Monroe explains that employees deliver business results and make a difference through customer, partner and community outreach initiatives. “By thinking boldly and using innovation methodologies, data and intuition,” states Monroe, “our team is reinventing, reimagining and revolutionizing not only what we do, but how we do it here at Intuit.”

Up at Yelp in San Francisco, there is a natural diversity model that targets a multi-cultural customer base. “We learned early on that our talent pool had to represent our market,” says José Martin, Yelp’s VP, Human Resources. Martin joined Yelp in 2013 after serving as Senior Vice President of Human Resources at the University of Phoenix, with over 20 years of human resources experience at companies like CNET Networks (now CBS Interactive), Electronic Arts, and Adobe Systems.

“We value different perspectives and that has translated into a strong commitment to our communities,”  says Martin. “We seek to hire a team with varying cultural backgrounds, life experiences, ages, genders, sexual orientations, religious and political beliefs, educations, opinions and more.”

Martin urges job candidates to familiarize themselves with Yelp’s mission of connecting people to great local businesses and products, read up on what it’s like to work there, and “come prepared to share your story of what makes you passionate to tackle the challenges of whatever role you’re interested in. If you can demonstrate Yelp’s five company values – protect the source, play well with others, be unboring, be tenacious, and be authentic – you’re well on your way to becoming a Yelployee.”

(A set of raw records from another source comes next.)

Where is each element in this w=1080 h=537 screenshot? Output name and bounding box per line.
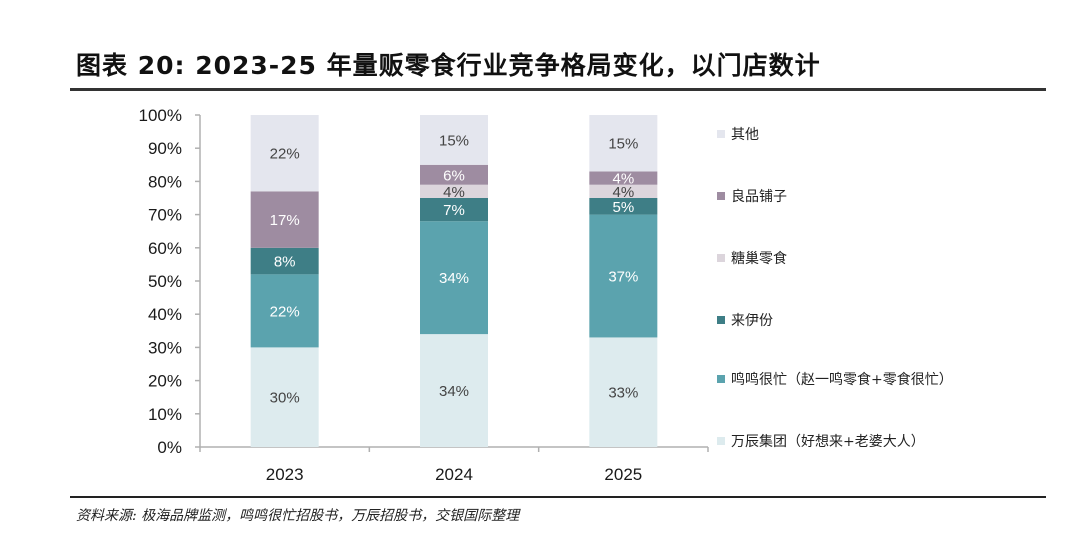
legend-item: 糖巢零食 [717, 250, 787, 267]
bar-segment [420, 198, 488, 222]
bar-segment [589, 171, 658, 185]
data-label: 22% [270, 146, 300, 163]
y-tick-label: 90% [148, 139, 182, 158]
bar-stack-2025: 33%37%5%4%4%15% [589, 115, 658, 447]
bar-segment [420, 164, 488, 185]
bar-stack-2023: 30% 22% 8% 17% 22% [250, 115, 319, 447]
x-tick-label: 2024 [435, 465, 473, 484]
data-label: 5% [612, 199, 634, 216]
source-note: 资料来源: 极海品牌监测，鸣鸣很忙招股书，万辰招股书，交银国际整理 [76, 508, 520, 524]
data-label: 15% [439, 132, 469, 149]
bar-segment [589, 184, 658, 198]
x-axis: 2023 2024 2025 [199, 446, 709, 484]
legend-label: 其他 [731, 127, 759, 143]
data-label: 15% [608, 136, 638, 153]
bar-segment [589, 337, 658, 447]
bar-segment [420, 334, 488, 447]
y-tick-label: 80% [148, 172, 182, 191]
legend-label: 良品铺子 [731, 189, 787, 205]
data-label: 37% [608, 269, 638, 286]
bars: 30%22%8%17%22%34%34%7%4%6%15%33%37%5%4%4… [250, 115, 658, 447]
bar-segment [420, 221, 488, 335]
legend-swatch [717, 437, 725, 445]
legend-label: 糖巢零食 [731, 250, 787, 267]
legend-item: 良品铺子 [717, 189, 787, 205]
legend-swatch [717, 192, 725, 200]
data-label: 6% [443, 167, 465, 184]
y-tick-label: 50% [148, 272, 182, 291]
x-tick-label: 2025 [604, 465, 642, 484]
bar-segment [250, 115, 319, 192]
legend-label: 来伊份 [731, 313, 773, 329]
data-label: 7% [443, 202, 465, 219]
data-label: 33% [608, 385, 638, 402]
chart-title: 图表 20: 2023-25 年量贩零食行业竞争格局变化，以门店数计 [76, 51, 821, 80]
bar-segment [589, 214, 658, 338]
y-tick-label: 100% [139, 106, 182, 125]
y-tick-label: 70% [148, 206, 182, 225]
legend-swatch [717, 375, 725, 383]
bar-segment [420, 184, 488, 198]
data-label: 4% [443, 184, 465, 201]
y-tick-label: 40% [148, 305, 182, 324]
x-tick-label: 2023 [266, 465, 304, 484]
y-tick-label: 60% [148, 239, 182, 258]
legend-item: 鸣鸣很忙（赵一鸣零食+零食很忙） [717, 371, 953, 388]
legend-label: 万辰集团（好想来+老婆大人） [731, 433, 925, 450]
title-divider [70, 88, 1046, 91]
legend-label: 鸣鸣很忙（赵一鸣零食+零食很忙） [731, 371, 953, 388]
bar-segment [250, 191, 319, 248]
legend-item: 来伊份 [717, 313, 773, 329]
data-label: 30% [270, 390, 300, 407]
bar-segment [250, 247, 319, 275]
data-label: 4% [612, 171, 634, 188]
y-tick-label: 10% [148, 405, 182, 424]
bar-segment [420, 115, 488, 165]
bar-segment [250, 274, 319, 348]
legend-swatch [717, 254, 725, 262]
bar-stack-2024: 34% 34% 7%4%6% 15% [420, 115, 488, 447]
y-tick-label: 20% [148, 372, 182, 391]
data-label: 4% [612, 184, 634, 201]
y-tick-label: 0% [157, 438, 182, 457]
bar-segment [589, 115, 658, 172]
y-tick-label: 30% [148, 338, 182, 357]
bar-segment [250, 347, 319, 447]
data-label: 8% [274, 254, 296, 271]
legend-swatch [717, 130, 725, 138]
data-label: 34% [439, 383, 469, 400]
legend-swatch [717, 316, 725, 324]
legend-item: 其他 [717, 127, 759, 143]
data-label: 17% [270, 212, 300, 229]
bar-segment [589, 198, 658, 215]
data-label: 22% [270, 303, 300, 320]
footer-divider [70, 496, 1046, 498]
y-axis: 0% 10% 20% 30% 40% 50% 60% 70% 80% 90% 100% [139, 106, 201, 457]
legend-item: 万辰集团（好想来+老婆大人） [717, 433, 925, 450]
data-label: 34% [439, 270, 469, 287]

Rachel Williams was also a panelist at PushTech2020 and works with Martin as the Head of Diversity and Inclusion at Yelp.  “I applaud Jesse Jackson and Rainbow Push organization for bringing the urgency around diversity in tech to the forefront,” she said. “The commitments they’ve been able to garner from larger companies like Apple and Intel are unprecedented. I left with community partner connections and an increased knowledge of the challenges tech leaders face today. We see the Rainbow Push as a partner and will continue to partner on events like the [summit] in the future.”

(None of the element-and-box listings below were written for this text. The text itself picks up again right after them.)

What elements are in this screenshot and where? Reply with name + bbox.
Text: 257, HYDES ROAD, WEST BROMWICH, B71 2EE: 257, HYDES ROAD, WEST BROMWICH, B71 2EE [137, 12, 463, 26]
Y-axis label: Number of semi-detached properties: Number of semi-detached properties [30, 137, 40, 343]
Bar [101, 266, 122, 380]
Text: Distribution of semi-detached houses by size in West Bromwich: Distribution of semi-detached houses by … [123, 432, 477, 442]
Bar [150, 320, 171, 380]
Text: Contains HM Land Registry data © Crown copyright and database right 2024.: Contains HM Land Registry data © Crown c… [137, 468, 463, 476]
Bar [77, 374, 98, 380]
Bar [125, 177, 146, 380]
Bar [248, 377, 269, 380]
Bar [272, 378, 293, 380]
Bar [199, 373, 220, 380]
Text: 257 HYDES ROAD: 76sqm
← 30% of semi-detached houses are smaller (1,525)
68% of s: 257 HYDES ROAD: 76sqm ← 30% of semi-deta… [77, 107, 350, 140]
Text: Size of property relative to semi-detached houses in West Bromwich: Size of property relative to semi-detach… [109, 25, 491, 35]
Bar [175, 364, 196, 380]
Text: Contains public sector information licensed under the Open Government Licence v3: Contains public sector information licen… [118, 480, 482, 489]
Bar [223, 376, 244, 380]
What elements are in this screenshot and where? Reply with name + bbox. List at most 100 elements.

At Cisco, Guillermo Diaz, Jr. is a Senior VP and the newly appointed Chief Information Officer (CIO). In this position, he’s accountable for the company’s enterprise IT architecture, technology strategy, and IT services/operating model. Diaz is also executive sponsor of Conexión, Cisco’s Latino employee resource network, and a key leader on Cisco’s Diversity Council. He was recognized by the Silicon Valley Business Journal as 2014 Best CIO Community Champion, and by the Hispanic IT Executive Council (HITEC) as one of the Top Hispanics in IT from 2009 to 2014.

Diaz has a passion for helping young Latinos, inspiring them with his own journey from “the wrong side of the tracks” in Pueblo, Colorado, to a top management role in a global business. “My first job was washing dishes in a Mexican food restaurant, which I hated,” he recounts. Diaz joined the Navy right out of high school, and his military service allowed him to enroll in college and pursue a career in IT. “When I talk to the kids now, I tell them the story,” Diaz told Silicon Valley Business Journal. “When I tell them ... I’m a senior VP, they say, ‘Wow, you really do come from where we come from.’ When I can hit those types of kids...it fuels my soul.”

The goal of changing the complexion of Silicon Valley is indeed a formidable one. It takes talent, persistence and opportunity to succeed at the Intels, Intuits, Yelps and Ciscos. No one disagrees that increased diversity is good for business. But it takes more than that realization. It takes resources, leadership, a clearly defined strategy to change the corporate culture, and strong advocates for diversity like Sandra Lopez at Intel and Guillermo Diaz at Cisco. Rev. Jackson plans to hold another summit in 2016, entitled PushTech2040, and it’s clear that when he talks, Silicon Valley listens. But the question remains, what will be done to ensure a level playing field? Time, and perhaps next year’s diversity reports, will tell.